Graduation weekend came and went. In two weeks, I would move to Japan.

The day before I left Charlottesville, I got a letter in the mail.

It was from Malechai. He wanted to apologize for not having come by for my graduation party and not having met my family. He was supposed to be released that Tuesday, but got into a fight defending Tyrone Walls from the Tidewater boys and he ended up “hurting one of the kids real bad” so his time was extended. He said he felt bad about that, but felt even worse about asking to meet my mother and father and sister and brother and grandmother, too, and then not showing up. He hoped I wasn’t disappointed. He wished me well in Japan. He would be home in Norfolk in no time and would say hello to his mother for me.

There was a PS.  It said, “Next time I write, I’m going to send you a late graduation present. It will be a bracelet that says ‘Sweet, Sweet Kim’ on it. Do you remember your name? It’s a long one, I know. So I guess I’d better make it a necklace.”

I never got a necklace from Malechai. But I keep the name close to my chest, all the same.

by KTS
San Francisco, CA

Tocaya*

My name has an uncommon spelling, one first-generation Mexicanos would never pick: V-i-c-k-i-e. Ie. “ie?” people say, how odd. “Is it short for Virginia?” My parents did not pick the last consonant. They only had the concept: baby girl, alive, unimpaired mover and dancer. Mom says the black nurse who provided the spelling had big white teeth and smelled like peppermint gum.

Above all, my name is a reference- to Victoria, my other half who left LA much before I did.

Victoria my oldest sister who never got to beat me up with her left hand while she curled her hair with her right. I never tagged along anywhere with her and her hoochie friends to “Purple Rain” or to the Glendale Galleria. She dreamt her way to heaven so I could be the big sister to our two younger brothers. So I could beat them with one hand and drink my morning milkshake with the other.

She left so I could take my younger brother Jesse to watch, “Batman Begins,” and to pimple-skinned parties on Jaboneria Street. I’m named after a ghost for whom my mother makes birthday cakes out of Styrofoam discs, lovingly covered with real icing and ballerinas every one of her 36 birthdays.

Victoria took a look at south east LA and said, “Chale, I’ll catch you on the rebound.” Neither she nor I got to be a chola, or a cha-cha, or a new waver. She left me here with thick glasses in fourth grade, these stories and a name to live up to, everyday. Don’t. Fuck. It. Up. Girl.

I was born in Inglewood (“always up to no good”), near LAX, where I would make a maiden voyage to visit colleges 17 years later.
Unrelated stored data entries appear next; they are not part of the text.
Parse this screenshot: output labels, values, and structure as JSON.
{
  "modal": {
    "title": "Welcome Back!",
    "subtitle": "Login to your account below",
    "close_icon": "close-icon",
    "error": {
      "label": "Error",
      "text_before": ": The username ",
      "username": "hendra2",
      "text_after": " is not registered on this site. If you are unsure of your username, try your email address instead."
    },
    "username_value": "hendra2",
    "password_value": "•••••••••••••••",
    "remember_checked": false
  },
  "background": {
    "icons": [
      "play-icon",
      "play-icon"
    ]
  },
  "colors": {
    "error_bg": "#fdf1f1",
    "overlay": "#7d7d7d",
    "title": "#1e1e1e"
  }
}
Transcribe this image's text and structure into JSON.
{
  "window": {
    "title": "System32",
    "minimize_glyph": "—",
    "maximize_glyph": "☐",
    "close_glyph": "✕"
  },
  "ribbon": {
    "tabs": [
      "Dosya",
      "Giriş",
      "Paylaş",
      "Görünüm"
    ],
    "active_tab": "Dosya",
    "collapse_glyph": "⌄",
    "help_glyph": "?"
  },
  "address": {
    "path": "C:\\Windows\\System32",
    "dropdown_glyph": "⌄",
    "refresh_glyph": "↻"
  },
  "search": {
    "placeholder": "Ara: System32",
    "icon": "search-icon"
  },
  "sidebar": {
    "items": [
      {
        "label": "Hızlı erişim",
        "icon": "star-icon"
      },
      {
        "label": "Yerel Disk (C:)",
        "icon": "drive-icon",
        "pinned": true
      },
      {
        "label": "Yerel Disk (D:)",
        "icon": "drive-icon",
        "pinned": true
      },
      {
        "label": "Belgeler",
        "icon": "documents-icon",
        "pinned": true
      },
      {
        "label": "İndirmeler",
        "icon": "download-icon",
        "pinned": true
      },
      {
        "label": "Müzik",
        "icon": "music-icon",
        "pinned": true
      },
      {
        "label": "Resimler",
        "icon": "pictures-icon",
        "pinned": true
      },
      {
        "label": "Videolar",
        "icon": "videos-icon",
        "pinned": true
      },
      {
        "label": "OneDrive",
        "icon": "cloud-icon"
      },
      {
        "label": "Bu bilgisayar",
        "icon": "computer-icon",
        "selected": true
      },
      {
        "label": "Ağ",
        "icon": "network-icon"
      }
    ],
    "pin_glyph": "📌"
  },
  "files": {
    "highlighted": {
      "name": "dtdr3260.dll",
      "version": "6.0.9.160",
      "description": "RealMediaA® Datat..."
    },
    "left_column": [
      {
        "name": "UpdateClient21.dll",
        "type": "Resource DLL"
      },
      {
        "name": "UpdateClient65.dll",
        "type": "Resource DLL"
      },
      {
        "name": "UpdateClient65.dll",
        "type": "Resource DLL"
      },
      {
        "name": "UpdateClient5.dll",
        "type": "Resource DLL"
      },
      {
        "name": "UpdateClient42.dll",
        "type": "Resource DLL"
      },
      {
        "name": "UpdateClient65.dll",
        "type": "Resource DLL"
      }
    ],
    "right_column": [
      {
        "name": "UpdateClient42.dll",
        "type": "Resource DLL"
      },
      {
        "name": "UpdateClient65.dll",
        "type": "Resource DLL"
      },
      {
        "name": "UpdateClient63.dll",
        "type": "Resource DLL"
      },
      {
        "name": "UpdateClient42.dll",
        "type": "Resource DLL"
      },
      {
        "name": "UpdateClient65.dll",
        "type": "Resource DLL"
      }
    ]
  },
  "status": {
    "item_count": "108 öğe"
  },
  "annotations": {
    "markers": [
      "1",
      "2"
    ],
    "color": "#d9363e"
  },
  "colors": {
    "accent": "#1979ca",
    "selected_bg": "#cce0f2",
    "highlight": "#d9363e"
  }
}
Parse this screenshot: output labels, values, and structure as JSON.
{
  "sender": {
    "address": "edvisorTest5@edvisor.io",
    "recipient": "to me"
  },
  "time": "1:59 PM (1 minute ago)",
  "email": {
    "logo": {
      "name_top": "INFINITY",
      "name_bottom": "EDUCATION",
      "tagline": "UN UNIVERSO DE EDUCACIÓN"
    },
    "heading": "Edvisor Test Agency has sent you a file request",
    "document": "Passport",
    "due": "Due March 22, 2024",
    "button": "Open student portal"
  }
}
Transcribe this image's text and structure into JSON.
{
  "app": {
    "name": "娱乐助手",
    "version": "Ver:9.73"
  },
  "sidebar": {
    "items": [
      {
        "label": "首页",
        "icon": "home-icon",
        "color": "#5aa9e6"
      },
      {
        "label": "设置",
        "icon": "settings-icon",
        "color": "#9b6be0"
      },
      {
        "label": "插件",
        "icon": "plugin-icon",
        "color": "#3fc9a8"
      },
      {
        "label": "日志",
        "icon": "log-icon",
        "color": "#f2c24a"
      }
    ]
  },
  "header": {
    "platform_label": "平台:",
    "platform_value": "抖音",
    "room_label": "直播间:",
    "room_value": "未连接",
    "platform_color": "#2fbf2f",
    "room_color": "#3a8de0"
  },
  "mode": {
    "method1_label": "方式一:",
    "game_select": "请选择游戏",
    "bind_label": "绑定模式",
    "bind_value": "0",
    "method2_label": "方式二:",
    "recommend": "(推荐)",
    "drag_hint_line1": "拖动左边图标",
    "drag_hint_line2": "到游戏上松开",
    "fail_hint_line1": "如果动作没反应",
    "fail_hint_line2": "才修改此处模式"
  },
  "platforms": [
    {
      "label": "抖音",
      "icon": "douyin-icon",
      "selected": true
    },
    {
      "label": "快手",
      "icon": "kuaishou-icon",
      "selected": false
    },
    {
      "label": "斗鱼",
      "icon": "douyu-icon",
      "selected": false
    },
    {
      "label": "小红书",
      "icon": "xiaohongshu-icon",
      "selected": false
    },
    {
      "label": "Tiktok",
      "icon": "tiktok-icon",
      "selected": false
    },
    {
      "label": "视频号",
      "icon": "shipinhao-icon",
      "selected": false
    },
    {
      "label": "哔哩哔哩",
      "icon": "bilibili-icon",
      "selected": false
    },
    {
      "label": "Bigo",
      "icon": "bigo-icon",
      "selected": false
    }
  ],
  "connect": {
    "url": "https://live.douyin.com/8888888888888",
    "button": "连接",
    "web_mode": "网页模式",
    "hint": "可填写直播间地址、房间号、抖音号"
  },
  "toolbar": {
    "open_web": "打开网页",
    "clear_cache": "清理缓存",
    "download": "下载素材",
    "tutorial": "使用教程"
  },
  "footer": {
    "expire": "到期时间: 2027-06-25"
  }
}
How it makes sense - that every night or so, I dream of fly-away places, a deluged mélange of everywhere I’ve lived or seen: an Italian mansion in a Chiapas jungle, with a view to the Caribbean from my sleep.

Victoria- I don’t blame you for not staying. It was all mean-ugly girls through high school, then silent throbbing lack in college. Grad school was warm and got me ready for all work in life. There I learned how to dance cumbia ballenato, or is it “vallenato”? You tell me, girl.

I scribbled across your photo face as a toddler- you in the kitchen on top of our marigold painted table. That’s all I’ve ever had for your likeness. How lovely you might look today, all flirty thirties with our wavy hair and long Mendoza eyelashes, living your life somewhere near silver planes.

And my last name? Vértiz. An accent on the “e” thanks to a Spanish from Spain college professor. I’ve also spotted a certain street named, “Doctor Vértiz” in Mexico City with the accent on the ‘e’ too, melting my guilt over the initial gachupin influence over my young college mind. “But Chata,” says dad wearing cop Ray-Bans with a paper bag in his right hand, “Our last name comes from the name ‘Veretti.’ No sabes que somos Italianos?” Of course we’re Italian. That’s why mom speaks Nahuatl like a sailor. I love how Mexicans always find a blue-eyed granny somewhere in our lineage, but never an Indio or Moor or Moreno. This ass is not Indian, I’ll tell you that much.

All I can tell you is that I was very at home when I arrived in Morocco in 2001. All black arching eyebrows and olive pink skin like mine. They were impressed with my gnawan music dancing abilities. I didn’t have it in me to tell them all their songs sounded just like cumbias.